Misalkan saja ada orang yang keliling dunia hanya dengan berjalan kaki, menggunakan sepeda roda satu, sepeda roda dua, menggunakan kapal kargo, mereka memang tidak membutuhkan perhatian. Tetapi ketika yang berjalan kaki tersebut melintasi negara yang berbeda. Ia tentu membutuhkan makanan dan minuman, bahkan tempat tinggal.

Bagaimana kemudian ketika ia tidak diperhatikan? Tentunya perjalanannya keliling dunia akan menyakitkan, menyengsarakan. Beruntungnya tentu ia akan dipertemukan dengan orang-orang yang memperhatikannya. Ia akan menikmati prosesnya berjalan kaki. Sehingga pada akhirnya ia pun bisa kembali ke negara asalnya dengan senyuman.

Ketika kita memandang orang lain, lalu mereka memandang balik ke kita. Tentu hal ini dapat membahagiakan, sebab kita merasa diperhatikan. Begitu pula dengan dunia kerja. 

Ketika kita merasa dihargai, dilibatkan, diapresiasi, tentunya kita akan semakin menikmati prosesnya. Berbanding terbalik ketika kita diabaikan, diperlakukan seenaknya sendiri, dijauhi, tentu kita bisa saja membenci prosesnya, atau bahkan memiliki keinginan untuk pergi dari tempat bekerja tersebut.

Maka perhatian dan kepedulian penting saat ini. Apalagi sekarang orang mengobrol sambil memperhatikan hp menjadi hal biasa. Padahal itu berarti mengacuhkan teman bicara. Hal ini tentu bentuk dari ketidakpedulian. 

Meskipun hal yang bisa kita perhatikan terbatas. Kita biasanya akan memilih untuk memberikan perhatian pada hal-hal yang kita suka. Hal ini tidak salah. Karena memang memberi perhatian adalah hal yang tidak selalu harus dilakukan untuk semua orang. Tetapi paling tidak kita belajar untuk lebih memperhatikan.

Karena dengan memperhatikan kita juga akan belajar untuk menghargai. Menghargai proses, bukan selalu menjudge, selalu menyalahkan. Sebab apa yang kita sarankan pada orang lain saja belum tentu benar. Kita mengharuskan orang lain seperti demikian, sedangkan kita tidak melakukannya. 

Aneh sekali, kita menyuruh orang lain melakukan hal yang tidak ingin kita kerjakan. Menurut saya hal tersebut kurang baik.
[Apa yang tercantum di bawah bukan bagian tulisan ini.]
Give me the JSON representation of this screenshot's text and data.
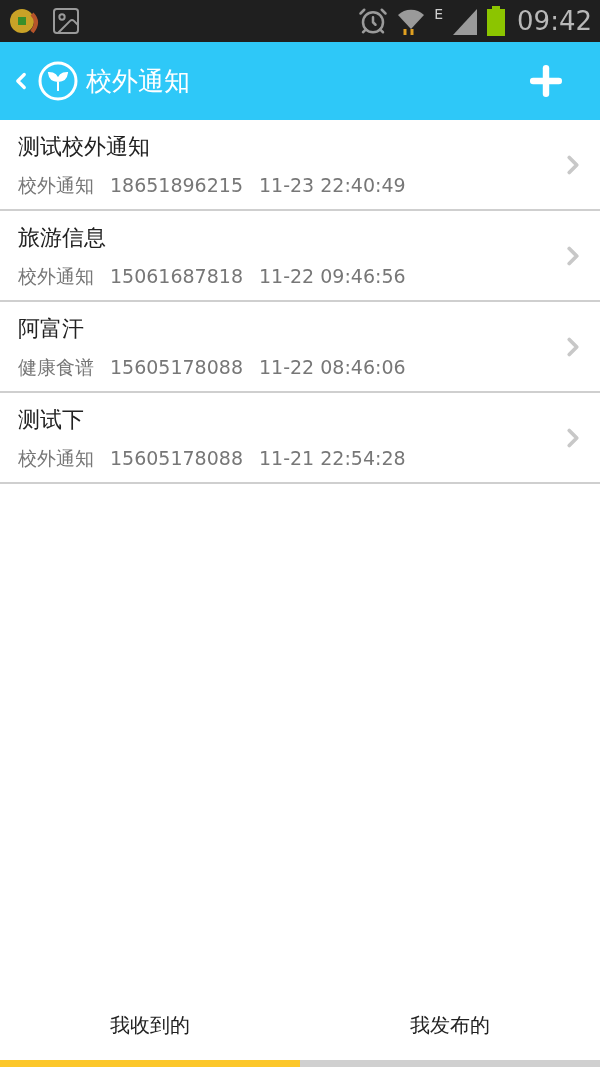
{
  "status_bar": {
    "network": "E",
    "time": "09:42"
  },
  "header": {
    "title": "校外通知"
  },
  "notices": [
    {
      "title": "测试校外通知",
      "category": "校外通知",
      "phone": "18651896215",
      "time": "11-23 22:40:49"
    },
    {
      "title": "旅游信息",
      "category": "校外通知",
      "phone": "15061687818",
      "time": "11-22 09:46:56"
    },
    {
      "title": "阿富汗",
      "category": "健康食谱",
      "phone": "15605178088",
      "time": "11-22 08:46:06"
    },
    {
      "title": "测试下",
      "category": "校外通知",
      "phone": "15605178088",
      "time": "11-21 22:54:28"
    }
  ],
  "tabs": [
    {
      "label": "我收到的",
      "selected": true
    },
    {
      "label": "我发布的",
      "selected": false
    }
  ]
}
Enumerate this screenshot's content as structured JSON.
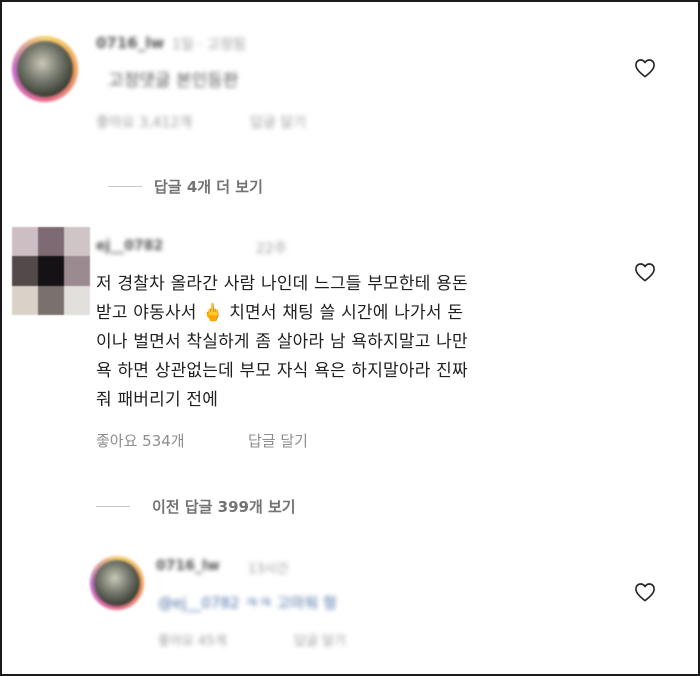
{
  "comments": [
    {
      "username": "0716_lw",
      "time": "1일 · 고정됨",
      "text": "고정댓글 본인등판",
      "likes": "좋아요 3,412개",
      "reply_label": "답글 달기"
    },
    {
      "username": "ej__0782",
      "time": "22주",
      "text_lines": [
        "저 경찰차 올라간 사람 나인데 느그들 부모한테 용돈",
        "받고 야동사서 🖕 치면서 채팅 쓸 시간에 나가서 돈",
        "이나 벌면서 착실하게 좀 살아라 남 욕하지말고 나만",
        "욕 하면 상관없는데 부모 자식 욕은 하지말아라 진짜",
        "줘 패버리기 전에"
      ],
      "likes": "좋아요 534개",
      "reply_label": "답글 달기"
    },
    {
      "username": "0716_lw",
      "time": "13시간",
      "text": "@ej__0782 ㅋㅋ 고마워 형",
      "likes": "좋아요 45개",
      "reply_label": "답글 달기"
    }
  ],
  "view_more_replies_1": "답글 4개 더 보기",
  "view_previous_replies": "이전 답글 399개 보기"
}
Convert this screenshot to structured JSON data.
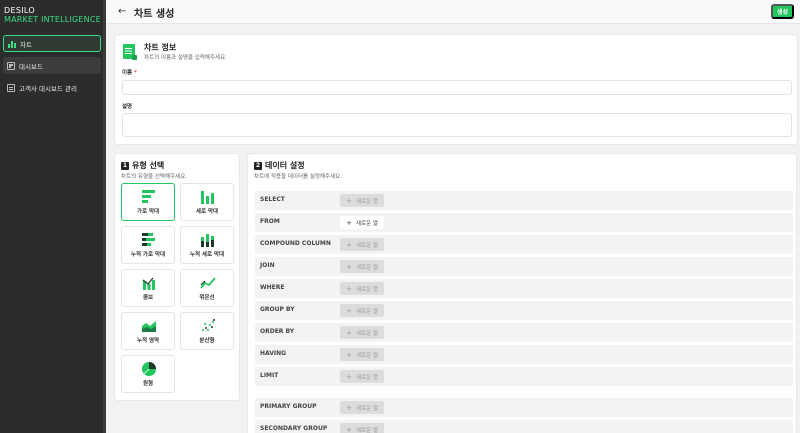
{
  "brand": {
    "line1": "DESILO",
    "line2": "MARKET INTELLIGENCE"
  },
  "sidebar": {
    "items": [
      {
        "label": "차트",
        "icon": "bar-chart-icon",
        "active": true
      },
      {
        "label": "대시보드",
        "icon": "dashboard-icon",
        "active": false
      },
      {
        "label": "고객사 대시보드 관리",
        "icon": "document-icon",
        "active": false
      }
    ]
  },
  "header": {
    "title": "차트 생성",
    "back_icon": "arrow-left-icon",
    "create_label": "생성"
  },
  "info": {
    "title": "차트 정보",
    "subtitle": "차트의 이름과 설명을 입력해주세요.",
    "name_label": "이름",
    "required_mark": "*",
    "name_value": "",
    "desc_label": "설명",
    "desc_value": ""
  },
  "type_section": {
    "number": "1",
    "title": "유형 선택",
    "subtitle": "차트의 유형을 선택해주세요.",
    "types": [
      {
        "label": "가로 막대",
        "icon": "horizontal-bar-icon",
        "selected": true
      },
      {
        "label": "세로 막대",
        "icon": "vertical-bar-icon",
        "selected": false
      },
      {
        "label": "누적 가로 막대",
        "icon": "stacked-horizontal-bar-icon",
        "selected": false
      },
      {
        "label": "누적 세로 막대",
        "icon": "stacked-vertical-bar-icon",
        "selected": false
      },
      {
        "label": "콤보",
        "icon": "combo-icon",
        "selected": false
      },
      {
        "label": "꺾은선",
        "icon": "line-icon",
        "selected": false
      },
      {
        "label": "누적 영역",
        "icon": "stacked-area-icon",
        "selected": false
      },
      {
        "label": "분산형",
        "icon": "scatter-icon",
        "selected": false
      },
      {
        "label": "원형",
        "icon": "pie-icon",
        "selected": false
      }
    ]
  },
  "data_section": {
    "number": "2",
    "title": "데이터 설정",
    "subtitle": "차트에 적용할 데이터를 설정해주세요.",
    "add_label": "새로운 열",
    "clauses": [
      {
        "label": "SELECT",
        "enabled": false
      },
      {
        "label": "FROM",
        "enabled": true
      },
      {
        "label": "COMPOUND COLUMN",
        "enabled": false
      },
      {
        "label": "JOIN",
        "enabled": false
      },
      {
        "label": "WHERE",
        "enabled": false
      },
      {
        "label": "GROUP BY",
        "enabled": false
      },
      {
        "label": "ORDER BY",
        "enabled": false
      },
      {
        "label": "HAVING",
        "enabled": false
      },
      {
        "label": "LIMIT",
        "enabled": false
      }
    ],
    "groups": [
      {
        "label": "PRIMARY GROUP",
        "enabled": false
      },
      {
        "label": "SECONDARY GROUP",
        "enabled": false
      }
    ]
  },
  "colors": {
    "accent": "#22c55e",
    "sidebar_bg": "#2b2d2c",
    "brand_green": "#3ddc84"
  }
}
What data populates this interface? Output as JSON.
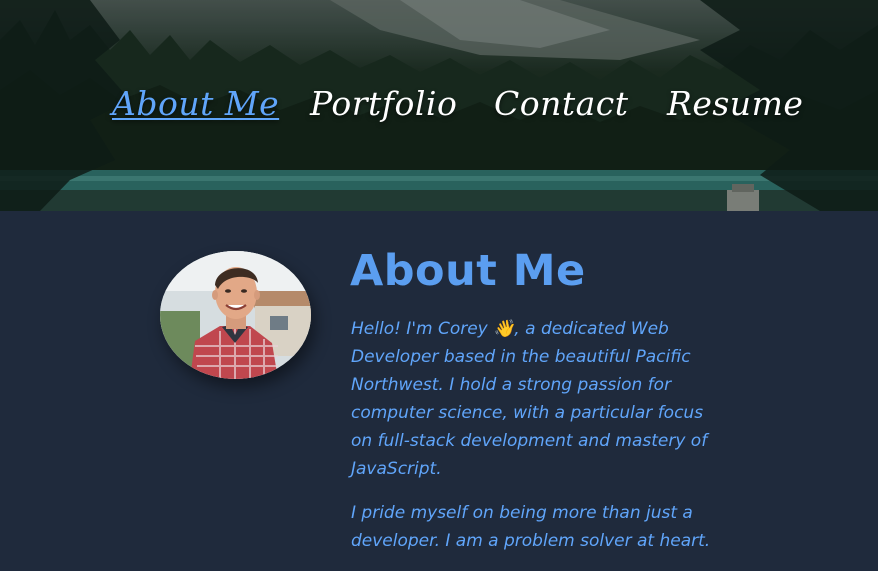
{
  "nav": {
    "items": [
      {
        "label": "About Me",
        "active": true
      },
      {
        "label": "Portfolio",
        "active": false
      },
      {
        "label": "Contact",
        "active": false
      },
      {
        "label": "Resume",
        "active": false
      }
    ]
  },
  "about": {
    "title": "About Me",
    "paragraphs": [
      "Hello! I'm Corey 👋, a dedicated Web Developer based in the beautiful Pacific Northwest. I hold a strong passion for computer science, with a particular focus on full-stack development and mastery of JavaScript.",
      "I pride myself on being more than just a developer. I am a problem solver at heart."
    ]
  },
  "colors": {
    "accent": "#60a5fa",
    "page_background": "#1f2a3c",
    "nav_text": "#ffffff"
  },
  "icons": {
    "waving_hand": "waving-hand-emoji"
  }
}
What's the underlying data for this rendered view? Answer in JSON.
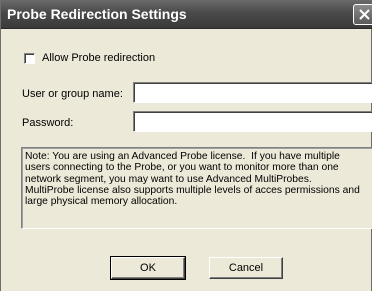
{
  "window": {
    "title": "Probe Redirection Settings"
  },
  "redirect": {
    "checkbox_label": "Allow Probe redirection",
    "checked": false
  },
  "form": {
    "user_label": "User or group name:",
    "user_value": "",
    "password_label": "Password:",
    "password_value": ""
  },
  "note": {
    "text": "Note: You are using an Advanced Probe license.  If you have multiple\nusers connecting to the Probe, or you want to monitor more than one\nnetwork segment, you may want to use Advanced MultiProbes.\nMultiProbe license also supports multiple levels of acces permissions and\nlarge physical memory allocation."
  },
  "buttons": {
    "ok": "OK",
    "cancel": "Cancel"
  },
  "icons": {
    "close": "close-icon"
  },
  "colors": {
    "titlebar": "#4a4a4a",
    "face": "#ece9d8"
  }
}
Kecuali memang ada batasan kerja yang bisa dilakukan, dan pendelegasian tugas.

Karyawan yang merasa tidak dihargai tentunya akan berpikir ulang untuk bekerja sepenuh hatinya. Ia tidak akan menikmati proses dari bekerjanya, yang sebenarnya memiliki makna. Tetapi ia melupakannya karena diacuhkan, dan bahkan selalu disalahkan pada apa yang sebenarnya memiliki solusi untuk itu. Ketidakpedulian saat ini sudah mulai menjamur.

Seperti pelecehan seksual yang terjadi di rumah ibadah. Apa yang dipikirkan seseorang sampai berani berbuat demikian? Ketika menyakiti orang lain begitu menggembirakan baginya. Ia lebih menuruti hawa nafsunya. Ia berpikir, sekali saja tidak apa-apa, langsung lakukan saja, sebelum ada yang tahu. Sehingga ia tidak memikirkan dampak kedepannya.

Ia berani berbuat seperti itu, karena menganggap bahwa Tuhan tidak akan langsung menghukumnya. Ia beranggapan bahwa tidak akan ada yang melihatnya. 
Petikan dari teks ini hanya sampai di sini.